Updated: Tuesday, 05 Mar 2013, 4:10 PM EST
Published : Tuesday, 05 Mar 2013, 4:10 PM EST
Q: Ear infections can be a common part of childhood. With recent concerns regarding antibiotic overuse, I understand there is ongoing debate in the pediatric community about when and how to treat this common problem.
A: It may seem like an easy thing to do - to treat an ear infection - but there are a lot of factors that come into play.

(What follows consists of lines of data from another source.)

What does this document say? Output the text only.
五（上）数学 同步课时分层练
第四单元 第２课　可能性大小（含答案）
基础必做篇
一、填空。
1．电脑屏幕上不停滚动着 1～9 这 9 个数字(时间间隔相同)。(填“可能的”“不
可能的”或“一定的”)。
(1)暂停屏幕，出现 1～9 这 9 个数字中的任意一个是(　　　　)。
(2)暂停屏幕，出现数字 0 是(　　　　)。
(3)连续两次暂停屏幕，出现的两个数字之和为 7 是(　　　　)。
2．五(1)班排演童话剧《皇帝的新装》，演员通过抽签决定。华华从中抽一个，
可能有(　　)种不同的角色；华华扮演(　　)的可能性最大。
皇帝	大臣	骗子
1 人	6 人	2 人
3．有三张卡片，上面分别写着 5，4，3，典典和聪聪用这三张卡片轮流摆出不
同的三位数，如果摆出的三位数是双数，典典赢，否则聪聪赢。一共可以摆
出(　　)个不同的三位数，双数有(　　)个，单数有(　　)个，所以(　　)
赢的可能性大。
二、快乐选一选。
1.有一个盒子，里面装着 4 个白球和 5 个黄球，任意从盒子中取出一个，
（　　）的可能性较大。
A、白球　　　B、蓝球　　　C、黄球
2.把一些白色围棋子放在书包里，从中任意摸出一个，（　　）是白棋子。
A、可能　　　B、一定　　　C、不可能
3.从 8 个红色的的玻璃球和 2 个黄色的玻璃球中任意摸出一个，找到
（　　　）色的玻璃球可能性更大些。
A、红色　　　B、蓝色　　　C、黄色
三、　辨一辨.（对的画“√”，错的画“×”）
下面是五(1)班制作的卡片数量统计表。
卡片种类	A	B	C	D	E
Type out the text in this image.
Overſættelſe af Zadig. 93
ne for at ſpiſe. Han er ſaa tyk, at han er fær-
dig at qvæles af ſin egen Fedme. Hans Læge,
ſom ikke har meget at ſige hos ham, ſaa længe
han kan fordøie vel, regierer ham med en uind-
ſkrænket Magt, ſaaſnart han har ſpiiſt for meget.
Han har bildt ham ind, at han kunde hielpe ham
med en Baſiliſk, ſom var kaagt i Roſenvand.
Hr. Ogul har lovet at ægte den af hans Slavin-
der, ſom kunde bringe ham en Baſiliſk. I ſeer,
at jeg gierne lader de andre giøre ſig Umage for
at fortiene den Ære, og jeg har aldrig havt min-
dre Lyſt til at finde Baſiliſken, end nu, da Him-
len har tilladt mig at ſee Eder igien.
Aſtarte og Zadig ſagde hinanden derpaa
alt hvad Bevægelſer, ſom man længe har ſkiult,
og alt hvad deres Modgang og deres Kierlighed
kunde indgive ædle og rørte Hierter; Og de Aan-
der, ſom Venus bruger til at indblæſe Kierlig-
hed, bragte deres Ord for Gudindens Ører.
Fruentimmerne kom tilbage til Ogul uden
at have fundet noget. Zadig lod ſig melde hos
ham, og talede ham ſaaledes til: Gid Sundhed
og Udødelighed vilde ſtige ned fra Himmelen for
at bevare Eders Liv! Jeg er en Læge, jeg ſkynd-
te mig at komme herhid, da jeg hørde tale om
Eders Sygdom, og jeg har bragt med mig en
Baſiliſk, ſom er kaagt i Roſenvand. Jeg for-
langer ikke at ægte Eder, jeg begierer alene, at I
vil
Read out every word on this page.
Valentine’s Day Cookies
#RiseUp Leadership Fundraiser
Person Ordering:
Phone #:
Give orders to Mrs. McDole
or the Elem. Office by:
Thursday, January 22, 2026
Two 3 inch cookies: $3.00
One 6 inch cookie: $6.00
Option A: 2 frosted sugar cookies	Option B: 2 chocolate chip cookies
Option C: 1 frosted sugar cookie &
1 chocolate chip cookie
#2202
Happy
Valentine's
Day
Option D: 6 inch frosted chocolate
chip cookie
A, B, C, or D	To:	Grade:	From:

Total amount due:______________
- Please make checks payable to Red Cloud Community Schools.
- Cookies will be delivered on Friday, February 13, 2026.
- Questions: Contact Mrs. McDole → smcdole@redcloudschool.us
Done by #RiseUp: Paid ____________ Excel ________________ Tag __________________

First, not all ear pain is an infection. Sometimes congestion and pressure from a simple cold can cause ear pain - just like you feel when going up and down in an airplane causes pressure changes that can be uncomfortable. Babies teething, and big kids with cavities can feel the pain in their ears as well as their mouths. Sometimes it’s swimmer’s ear, or an outer ear infection, causing the pain.
The most common scenario with a true ear infection is a routine, viral illness starts things off. A child has a cold for a few days to a few weeks, and then new fever or new ear pain starts. On exam, the eardrum is red with fluid or pus behind the eardrum. Sometimes some discharge from the ear.
Q: Is there anything new to help guide treatment?
A: Several years ago, there were 2 studies that encouraged treatment for ear infections to reduce severity and length of symptoms. Just this month, the American Academy of Pediatrics, or AAP, published revised and updated guidelines using the latest evidence to help guide pediatricians with appropriate and safe decision-making. These apply to children 6 months or older. Essentially, if there is no fluid behind the ears, if no pain, and temp below 102, there isn’t a need to prescribe an antibiotic. But if there is evidence of ear infection with fluid on exam, with ear pain, then amoxicillin is recommended, or an alternative if the child is allergic. A strong emphasis is to not prescribe antibiotics if the child doesn’t have symptoms. In other words, if the ear looks a little red but the child does not have ear pain, there is no benefit in giving antibiotics, just a potential for side effects.
Q: What can a parent do to prevent ear infections?
A: Most importantly, avoid second hand smoke exposure. If parents aren’t able to quit smoking, then make sure there is no smoking in the house or the car, whether the child is there or not. Breast feeding for the first 6 months of life has been shown to reduce ear infections in young children. Preventing the illnesses that set you up for ear infections is helpful, so vaccinate your child against the flu and the other recommended childhood shots, especially the shot against strep pneumonia.